Auch aus der Sicht potenzieller neuer Risiken spricht vieles für eine Investition in Sicherheitstechnologie: Der Trend geht von massenhaft vorgetragenen Angriffen zunehmend hin zu gezielten Aktionen, etwa mittels Spyware. Dabei spielt der Einfluss von kriminellen Gruppierungen auf den Markt eine immer größere Rolle. Es werden sogar Schadprogramme gezielt zur Spionage oder zur Erpressung der Wirtschaft entwickelt. Traditionelle Antiviren-Ansätze versagen hier typischerweise, da nur nach bekannten Virenprogrammen gesucht wird, jedoch nicht nach auffälligem Verhalten eines Systems oder Nutzers.
Was einsetzen?
Was sollte nun zum Einsatz kommen - IDS oder IPS? Der Trend geht klar in Richtung Prävention. Fast alle Hersteller von Intrusion-Detection-Systemen (IDS) haben sich auch in diese Richtung entwickelt. Laut Gartners „Magic Quadrant für Network Intrusion Prevention System Appliances“ sind Intrusion-Prevention-Systeme (IPS) prinzipiell IDS, die zusätzlich auch Signaturen für die eigentlichen Schwachstellen der Systeme und eine Anomalie-Erkennung enthalten.

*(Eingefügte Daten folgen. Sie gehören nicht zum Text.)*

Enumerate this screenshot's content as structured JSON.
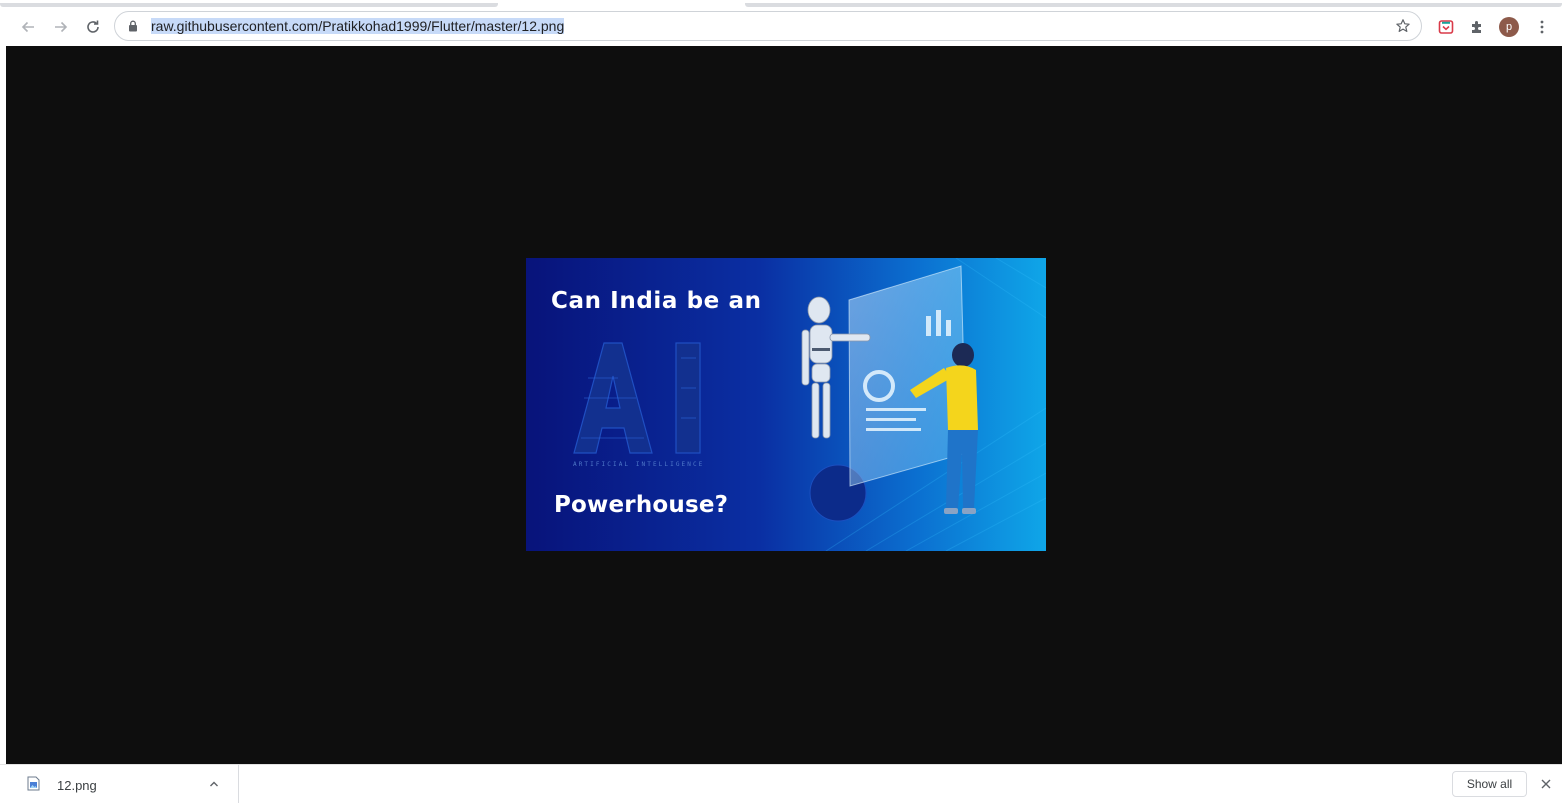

Weiterhin besitzen IPS typischerweise eine höhere Performance für den Betrieb im Datenstrom (Inline-Betrieb). Dank diesem Betriebsmodus sind die Systeme in der Lage, Angriffe automatisch blockieren zu können. Einige IPS sind mit weiteren Sicherheits-Tools wie Antivirus, SPAM-Filter und Firewall kombiniert. Dies erscheint zunächst sinnvoll, bei näherem Hinsehen entpuppt sich die IPS-Funktion in diesen Geräten jedoch als sehr limitiert gegenüber dedizierten Appliances.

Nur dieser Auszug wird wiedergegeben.